When I was in sixth grade, my friend Crystal was at my house one day. Her dad had gone to McDonald's and he was bringing food for both of us as well as her siblings. We played in my living room and kept looking out of our big picture window. When his van pulled into their driveway, we went flying out my front door to run across the street (yes, I was a foodie even then). She made it across, but in my typical clumsy nature I slipped on the gravel in my driveway, fell flat on my face, and landed on my arm. I later learned that I'd broken my wrist. Rather than regain some sense of dignity, I JUST LAID THERE. As Crystal kept screaming across the street "pull your dress down!", I laid there ruminating on how much I hurt, how the little pebbles embedded in my hand had blood around them, how mad I was that my fall was delaying getting my McDonald's, how embarrassing, etc. etc. etc. I didn't care that my dress was all hiked up and anybody outside could see London, see France, and see Sandy's underpants---I was too busy wallowing in hurt. Finally she came back across the street and like the general she was, she yanked me up from the ground and helped me straighten out my clothes.

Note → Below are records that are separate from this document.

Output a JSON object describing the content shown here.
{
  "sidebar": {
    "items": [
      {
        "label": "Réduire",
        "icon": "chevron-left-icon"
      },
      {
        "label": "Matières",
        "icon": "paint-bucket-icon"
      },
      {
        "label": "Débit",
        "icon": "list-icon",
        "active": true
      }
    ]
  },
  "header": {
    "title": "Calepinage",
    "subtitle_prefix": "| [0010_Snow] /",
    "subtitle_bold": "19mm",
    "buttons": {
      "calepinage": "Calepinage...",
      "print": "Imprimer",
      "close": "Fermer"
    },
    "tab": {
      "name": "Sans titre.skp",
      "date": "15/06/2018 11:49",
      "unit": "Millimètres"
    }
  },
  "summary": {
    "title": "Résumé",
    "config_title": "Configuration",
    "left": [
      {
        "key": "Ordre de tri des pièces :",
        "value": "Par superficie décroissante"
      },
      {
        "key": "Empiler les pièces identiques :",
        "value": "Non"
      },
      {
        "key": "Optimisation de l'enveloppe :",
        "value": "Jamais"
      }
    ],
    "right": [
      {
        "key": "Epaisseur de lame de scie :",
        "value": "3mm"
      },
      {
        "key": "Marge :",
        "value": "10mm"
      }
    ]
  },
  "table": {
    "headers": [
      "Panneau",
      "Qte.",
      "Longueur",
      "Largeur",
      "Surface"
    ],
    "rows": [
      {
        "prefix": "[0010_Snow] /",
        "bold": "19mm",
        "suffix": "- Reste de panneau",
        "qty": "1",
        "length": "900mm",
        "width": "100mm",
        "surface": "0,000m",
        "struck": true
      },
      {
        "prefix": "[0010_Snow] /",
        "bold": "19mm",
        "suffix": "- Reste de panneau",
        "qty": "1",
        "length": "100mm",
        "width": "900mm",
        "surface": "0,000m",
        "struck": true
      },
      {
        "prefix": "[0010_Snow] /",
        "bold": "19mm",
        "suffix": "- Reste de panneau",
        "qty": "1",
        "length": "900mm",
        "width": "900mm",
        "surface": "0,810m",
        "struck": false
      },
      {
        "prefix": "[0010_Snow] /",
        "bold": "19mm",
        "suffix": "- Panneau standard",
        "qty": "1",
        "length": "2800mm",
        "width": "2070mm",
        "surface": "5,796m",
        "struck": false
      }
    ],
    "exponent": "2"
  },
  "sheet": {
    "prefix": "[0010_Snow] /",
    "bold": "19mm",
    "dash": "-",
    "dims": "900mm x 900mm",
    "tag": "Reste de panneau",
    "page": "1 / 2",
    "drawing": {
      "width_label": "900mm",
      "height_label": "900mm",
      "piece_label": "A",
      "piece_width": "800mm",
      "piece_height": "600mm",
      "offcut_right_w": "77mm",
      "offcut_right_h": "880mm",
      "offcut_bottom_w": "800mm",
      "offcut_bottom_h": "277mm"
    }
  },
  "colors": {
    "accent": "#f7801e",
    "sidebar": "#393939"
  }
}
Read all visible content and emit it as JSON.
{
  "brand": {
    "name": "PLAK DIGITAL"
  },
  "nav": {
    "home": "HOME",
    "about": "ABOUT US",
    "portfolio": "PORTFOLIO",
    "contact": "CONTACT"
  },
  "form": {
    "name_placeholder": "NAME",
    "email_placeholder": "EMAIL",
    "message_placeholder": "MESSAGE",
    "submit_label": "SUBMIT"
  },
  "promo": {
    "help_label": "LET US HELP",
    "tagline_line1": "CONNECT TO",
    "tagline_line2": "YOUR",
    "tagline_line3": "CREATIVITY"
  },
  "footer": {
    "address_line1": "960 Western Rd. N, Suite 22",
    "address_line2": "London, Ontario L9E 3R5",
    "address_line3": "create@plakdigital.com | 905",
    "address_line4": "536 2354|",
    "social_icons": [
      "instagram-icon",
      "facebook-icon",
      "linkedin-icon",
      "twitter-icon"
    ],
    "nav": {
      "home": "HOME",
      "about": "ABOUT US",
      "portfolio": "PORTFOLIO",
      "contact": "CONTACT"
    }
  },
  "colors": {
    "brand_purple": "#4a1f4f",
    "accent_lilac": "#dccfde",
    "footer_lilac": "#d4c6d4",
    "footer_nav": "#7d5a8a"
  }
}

It dawned on me the other day that this has become a metaphor for my life. And that's not a good thing. Too often I have fallen flat on my face and then just laid there. I bemoan all the wrongs done to me, how my situation was caused by somebody else, yadda yadda yadda. I examine negative situations over and over and over again, wallowing in self pity and oftentimes bitterness. And I act like the calvary is coming to rescue me. Guess what? There is no brigade of horses on their way to rescue me. The only thing that comes of this negative behavior is my problems are compounded by the lack of attention given to address them. Things often are much worse because of a failure to address the situation. Failure to act and procrastination cause us to lose sight of solutions and sometimes result in further deterioration in an already bad circumstance.

As this year rapidly comes to an end, I have decided that I can't continue to live like this. It's great to have a Crystal in your life to grab you by the hand and yank you back to reality, but Crystal isn't always going to be around. So as I say good-bye to what has been quite a lackluster year, I am looking forward to a new year where I will learn to pull my own dress down and GET UP!